Study after study show that people are highly concerned about their privacy online, and vexed by their limited ability to do anything about its absence. For example —
- Pew reports that “93% of adults say that being in control of who can get information about them is important,” that “90% say that controlling what information is collected about them is important,” that 93% “also value having the ability to share confidential matters with another trusted person,” that “88% say it is important that they not have someone watch or listen to them without their permission,” and that 63% “feel it is important to be able to “go around in public without always being identified.”
- Ipsos, on behalf of TRUSTe, reports that “92% of U.S. Internet users worry about their privacy online,” that “91% of U.S. Internet users say they avoid companies that do not protect their privacy,” “22% don’t trust anyone to protect their online privacy,” that “45% think online privacy is more important than national security,” that 91% “avoid doing business with companies who I do not believe protect my privacy online,” that “77% have moderated their online activity in the last year due to privacy concerns,” and that, in sum, “Consumers want transparency, notice and choice in exchange for trust.”
- Customer Commons reports that “A large percentage of individuals employ artful dodges to avoid giving out requested personal information online when they believe at least some of that information is not required.” Specifically, “Only 8.45% of respondents reported that they always accurately disclose personal information that is requested of them. The remaining 91.55% reported that they are less than fully disclosing.”
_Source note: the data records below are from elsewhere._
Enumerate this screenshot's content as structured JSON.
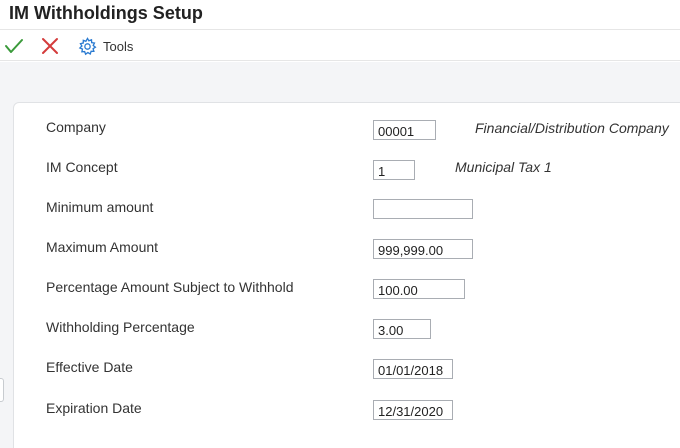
{
  "window": {
    "title": "IM Withholdings Setup"
  },
  "toolbar": {
    "ok_icon": "checkmark-icon",
    "cancel_icon": "x-icon",
    "tools_icon": "gear-icon",
    "tools_label": "Tools",
    "colors": {
      "ok": "#3a9a3a",
      "cancel": "#d43c3c",
      "tools": "#2b7bd1"
    }
  },
  "form": {
    "company": {
      "label": "Company",
      "value": "00001",
      "description": "Financial/Distribution Company"
    },
    "im_concept": {
      "label": "IM Concept",
      "value": "1",
      "description": "Municipal Tax 1"
    },
    "minimum_amount": {
      "label": "Minimum amount",
      "value": ""
    },
    "maximum_amount": {
      "label": "Maximum Amount",
      "value": "999,999.00"
    },
    "percentage_subject": {
      "label": "Percentage Amount Subject to Withhold",
      "value": "100.00"
    },
    "withholding_percentage": {
      "label": "Withholding Percentage",
      "value": "3.00"
    },
    "effective_date": {
      "label": "Effective Date",
      "value": "01/01/2018"
    },
    "expiration_date": {
      "label": "Expiration Date",
      "value": "12/31/2020"
    }
  }
}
- The Annenberg School for Communications at the University of Pennsylvania reports that “a majority of Americans are resigned to giving up their data—and that is why many appear to be engaging in tradeoffs.” Specifically, “91% disagree (77% of them strongly) that ‘If companies give me a discount, it is a fair exchange for them to collect information about me without my knowing.'” And “71% disagree (53% of them strongly) that ‘It’s fair for an online or physical store to monitor what I’m doing online when I’m there, in exchange for letting me use the store’s wireless internet, or Wi-Fi, without charge.'”
There are both policy and market responses to these findings. On the policy side, Europe has laws protecting personal data that go back to the Data Protection Directive of 1995. Australia has similar laws going back to 1988. On the market side, Apple now has a strong pro-privacy stance, posted Privacy – Apple, taking the form an open letter to the world from CEO Tim Cook. One excerpt:
“Our business model is very straightforward: We sell great products. We don’t build a profile based on your email content or web browsing habits to sell to advertisers. We don’t ‘monetize’ the information you store on your iPhone or in iCloud. And we don’t read your email or your messages to get information to market to you. Our software and services are designed to make our devices better. Plain and simple.”
But we also need tools that serve us as personally as do our own clothes. And we’ll get them. The collection of developers listed here by ProjectVRM are all working on tools that give individuals ways of operating privately in the networked world. The most successful of those today are the ad and tracking blockers listed under Privacy Protection. According to the latest PageFair/Adobe study, the population of persons blocking ads online passed 200 million in June of 2015, with a 42% annual increase in the U.S. and an 82% rate in the U.K. alone.
These tools create and guard private spaces in our online lives by giving us ways to set boundaries and exclude unwanted intrusions. These are primitive systems, so far, but they do work and are sure to evolve. As they do, expect the online world to become as civilized as the offline one — eventually.